Looking for growth stocks, searching for companies with potential, or that are operating in fast growing industries or activities worldwide, are well-known investment strategies. Investment company Berkshire Hathaway, with its paramount leader Warren Buffett, is very famous for this approach. It uses a process whereby companies are followed, studied and scrutinized for their good management, good products or services, and for their potential – and, that are undervalued by the financial market because those elements are (still) unknown.
It can be as simple as buying a good local company with great products and an important pipeline, that has easy potential to scale the business outside its home market, but has not yet done so. All of this requires a lot of study of course. That is why quite a few people buy the shares of Berkshire Hathaway, or their competitors, instead of venturing themselves in such detailed, and sometimes complex, analyses for stock picking.
Other growth-picking investment strategies bank on the investment in the future new Google or Facebook companies. In the process they buy a lot of shares in potential candidate companies, only slowly but surely, whilst studying each of them in detail, adding money only to those that keep on increasing their chances of winning in the quest for stardom. Often this strategy is only successful if you can buy those shares before the company is actually listed on a Stock Exchange.

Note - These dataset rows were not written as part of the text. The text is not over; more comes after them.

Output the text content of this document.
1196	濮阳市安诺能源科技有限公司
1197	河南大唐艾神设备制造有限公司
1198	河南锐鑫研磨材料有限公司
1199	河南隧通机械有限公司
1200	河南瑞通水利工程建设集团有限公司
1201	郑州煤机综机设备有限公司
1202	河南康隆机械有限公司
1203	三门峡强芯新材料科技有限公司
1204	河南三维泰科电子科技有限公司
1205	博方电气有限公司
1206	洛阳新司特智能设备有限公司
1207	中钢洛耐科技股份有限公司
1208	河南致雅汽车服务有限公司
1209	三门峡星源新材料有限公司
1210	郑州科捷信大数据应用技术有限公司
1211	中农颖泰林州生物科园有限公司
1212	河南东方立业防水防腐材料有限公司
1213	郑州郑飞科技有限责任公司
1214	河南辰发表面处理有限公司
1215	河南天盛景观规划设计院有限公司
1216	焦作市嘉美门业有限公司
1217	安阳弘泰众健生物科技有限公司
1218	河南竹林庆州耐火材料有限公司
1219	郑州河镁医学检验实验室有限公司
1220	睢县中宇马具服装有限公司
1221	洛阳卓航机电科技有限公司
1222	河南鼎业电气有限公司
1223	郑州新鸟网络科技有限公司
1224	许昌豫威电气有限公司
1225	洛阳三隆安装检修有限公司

Although with the likes of Google or Facebook this was not necessary; even after the IPO their share-price multiplied over a short period of time. Private equity companies are very active in this field of scanning for future winners – big time. Also, large conglomerates that look at optimizing their product offer, the countries in which they operate, or that are searching for synergies or advantages of scale in takeovers, are very actively searching the market for potential scale-ups or partners.